Several million state residents are uninsured, she said, but it will take time before the cost of treating uninsured patients — who often use more expensive emergency room treatments — comes down as the law requires everyone to buy insurance.
One reason for that, Hamilton said, is the lag in the law between providing incentives for more people to get training as doctors and nurses and them completing the training and getting into hospitals.
The ruling also pleased Ampla Health Chief Executive Officer Ben Flores, who said community health centers like his are poised to offer more services under the law.
"That is the most important thing," said Flores, whose not-for-profit health care group is based in Yuba City and has clinics in Gridley and Olivehurst. "If this had been overturned, there would be 32 million uninsured in the US who would not have the opportunity to get this care."
If everyone has insurance, he said, more of them will use community health centers like Ampla, and thereby take advantage of more preventive services, which should reduce costs, he said.
"We support the concept and believe that health care is a right, not a benefit or privilege," he said, adding since the law was approved two years ago, his group has already been able to expand its offerings.
Among local representatives in Congress, reaction fell along party lines.
Rep. Wally Herger, R-Chico, said in a statement the law's costs, and characterization by a court majority as containing constitutionally permissible tax penalties, make it bad law under any definition.
"House Republicans believe the solution to our health care challenges lies in putting patients in control instead of insurance companies or government bureaucrats, and I remain committed to fully repealing this bad law and replacing it with reforms that reduce costs and make health care more affordable without expanding the size of government," Herger said.
But Rep. John Garamendi, whose new congressional district includes Yuba-Sutter, said in a statement he would point to the bill's many positive features, such as ending denial of treatment for pre-existing conditions.
"While I hope to eventually see Medicare for all in America, the Affordable Care Act is a vast improvement over the dark days when we allowed the insurance companies to run roughshod over our health," said Garamendi, D-Walnut Grove.

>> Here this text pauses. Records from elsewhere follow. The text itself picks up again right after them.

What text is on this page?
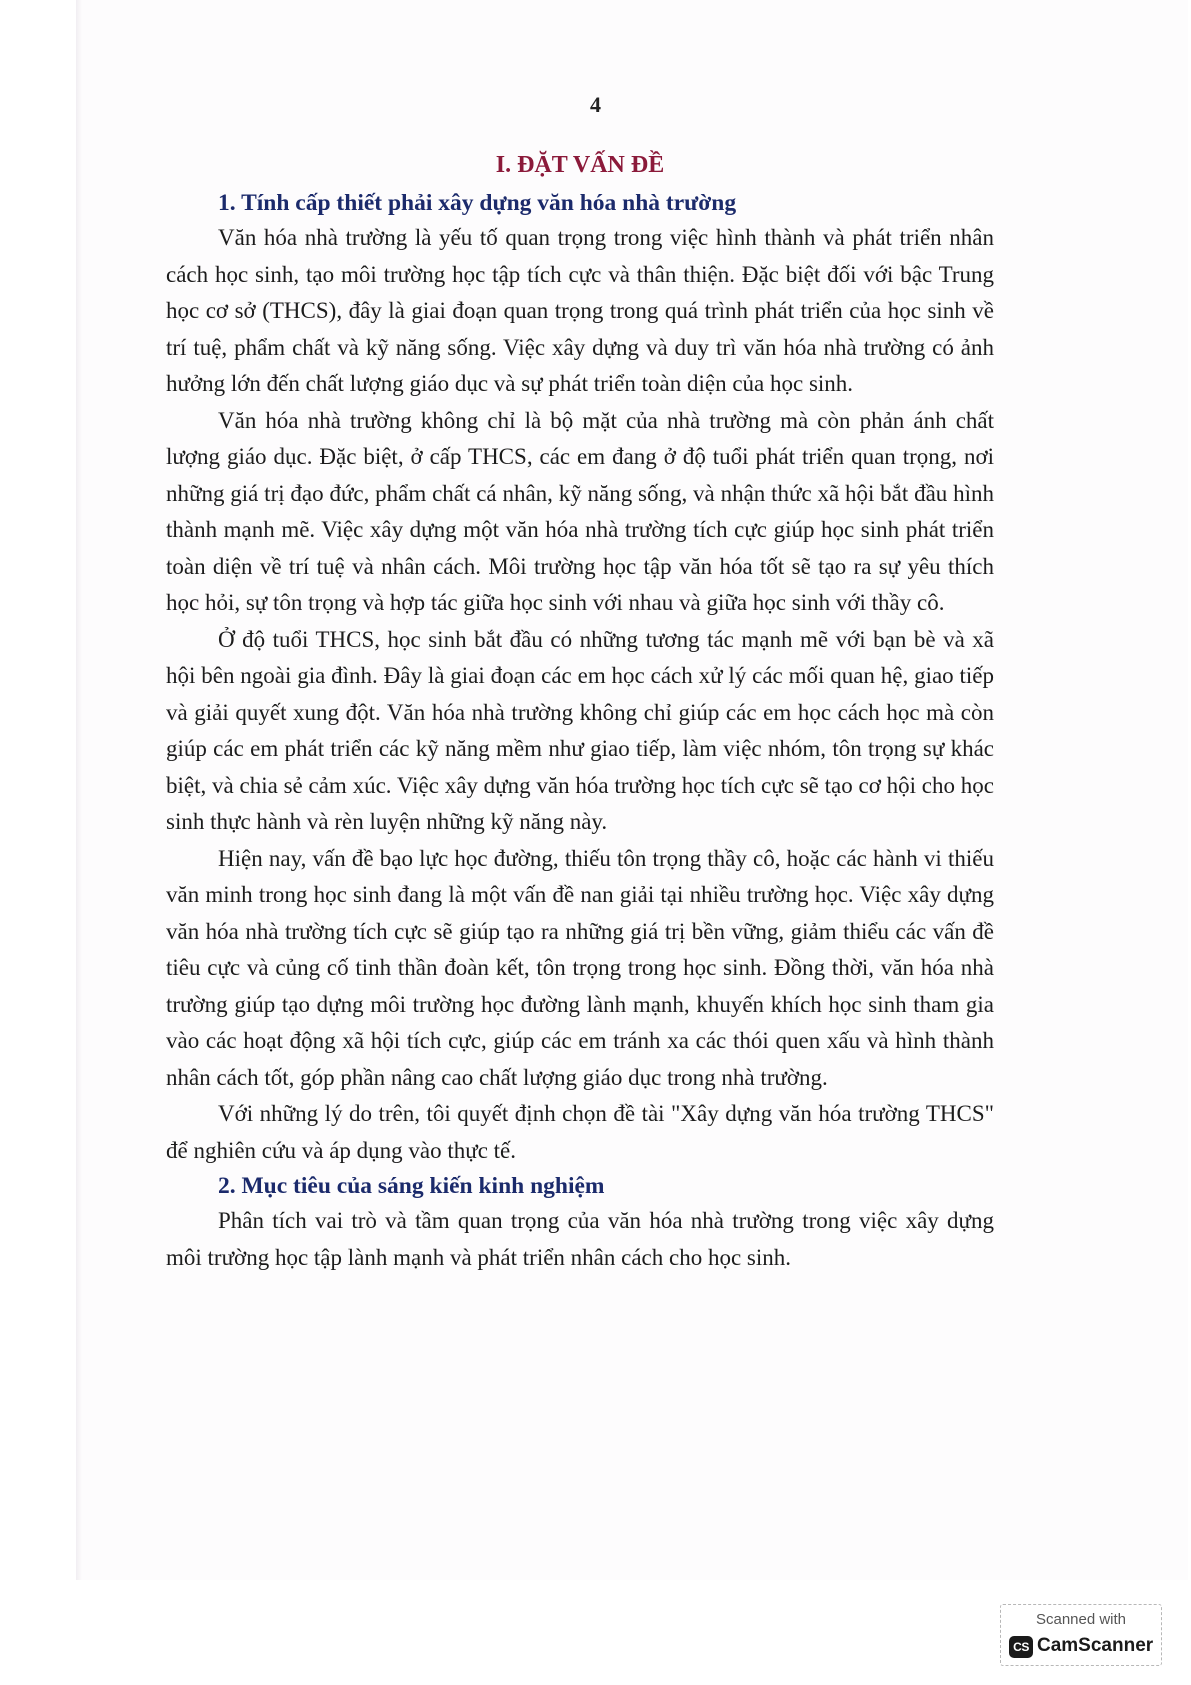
4
I. ĐẶT VẤN ĐỀ
1. Tính cấp thiết phải xây dựng văn hóa nhà trường

Văn hóa nhà trường là yếu tố quan trọng trong việc hình thành và phát triển nhân cách học sinh, tạo môi trường học tập tích cực và thân thiện. Đặc biệt đối với bậc Trung học cơ sở (THCS), đây là giai đoạn quan trọng trong quá trình phát triển của học sinh về trí tuệ, phẩm chất và kỹ năng sống. Việc xây dựng và duy trì văn hóa nhà trường có ảnh hưởng lớn đến chất lượng giáo dục và sự phát triển toàn diện của học sinh.

Văn hóa nhà trường không chỉ là bộ mặt của nhà trường mà còn phản ánh chất lượng giáo dục. Đặc biệt, ở cấp THCS, các em đang ở độ tuổi phát triển quan trọng, nơi những giá trị đạo đức, phẩm chất cá nhân, kỹ năng sống, và nhận thức xã hội bắt đầu hình thành mạnh mẽ. Việc xây dựng một văn hóa nhà trường tích cực giúp học sinh phát triển toàn diện về trí tuệ và nhân cách. Môi trường học tập văn hóa tốt sẽ tạo ra sự yêu thích học hỏi, sự tôn trọng và hợp tác giữa học sinh với nhau và giữa học sinh với thầy cô.

Ở độ tuổi THCS, học sinh bắt đầu có những tương tác mạnh mẽ với bạn bè và xã hội bên ngoài gia đình. Đây là giai đoạn các em học cách xử lý các mối quan hệ, giao tiếp và giải quyết xung đột. Văn hóa nhà trường không chỉ giúp các em học cách học mà còn giúp các em phát triển các kỹ năng mềm như giao tiếp, làm việc nhóm, tôn trọng sự khác biệt, và chia sẻ cảm xúc. Việc xây dựng văn hóa trường học tích cực sẽ tạo cơ hội cho học sinh thực hành và rèn luyện những kỹ năng này.

Hiện nay, vấn đề bạo lực học đường, thiếu tôn trọng thầy cô, hoặc các hành vi thiếu văn minh trong học sinh đang là một vấn đề nan giải tại nhiều trường học. Việc xây dựng văn hóa nhà trường tích cực sẽ giúp tạo ra những giá trị bền vững, giảm thiểu các vấn đề tiêu cực và củng cố tinh thần đoàn kết, tôn trọng trong học sinh. Đồng thời, văn hóa nhà trường giúp tạo dựng môi trường học đường lành mạnh, khuyến khích học sinh tham gia vào các hoạt động xã hội tích cực, giúp các em tránh xa các thói quen xấu và hình thành nhân cách tốt, góp phần nâng cao chất lượng giáo dục trong nhà trường.

Với những lý do trên, tôi quyết định chọn đề tài "Xây dựng văn hóa trường THCS" để nghiên cứu và áp dụng vào thực tế.

2. Mục tiêu của sáng kiến kinh nghiệm

Phân tích vai trò và tầm quan trọng của văn hóa nhà trường trong việc xây dựng môi trường học tập lành mạnh và phát triển nhân cách cho học sinh.

Scanned with
CS CamScanner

In California, Assemblyman Dan Logue said the potential cost to the state for implementing the law might prompt action at the ballot box.
Because the ruling allows states to opt out of the law, Logue said, California could find itself bankrupted if it continues implementation while businesses flee elsewhere.
"It would be an economic meltdown," said Logue, R-Loma Rica. He said he is exploring the possibility of a state ballot initiative to stop implementation, and he might push for a special election next year to get it before voters, citing the high price tag of federal health care reform for the state.
While opposition to what has been dubbed Obamacare is a central belief for many members of the tea party political movement, Sutter Buttes Tea Party Patriots secretary Carla Virga said she saw an upside in the ruling.
"For too long, people have been apathetic about government expansion, and this will wake many of them up," she said, adding those galvanized voters are more likely to elect candidates this fall, including for president, who'll repeal the law as a result.
"Democrats have been saying, 'They're going to take away your health care,'" she said. "This takes away their ammunition. It's like the old adage, 'Be careful what you wish for.'"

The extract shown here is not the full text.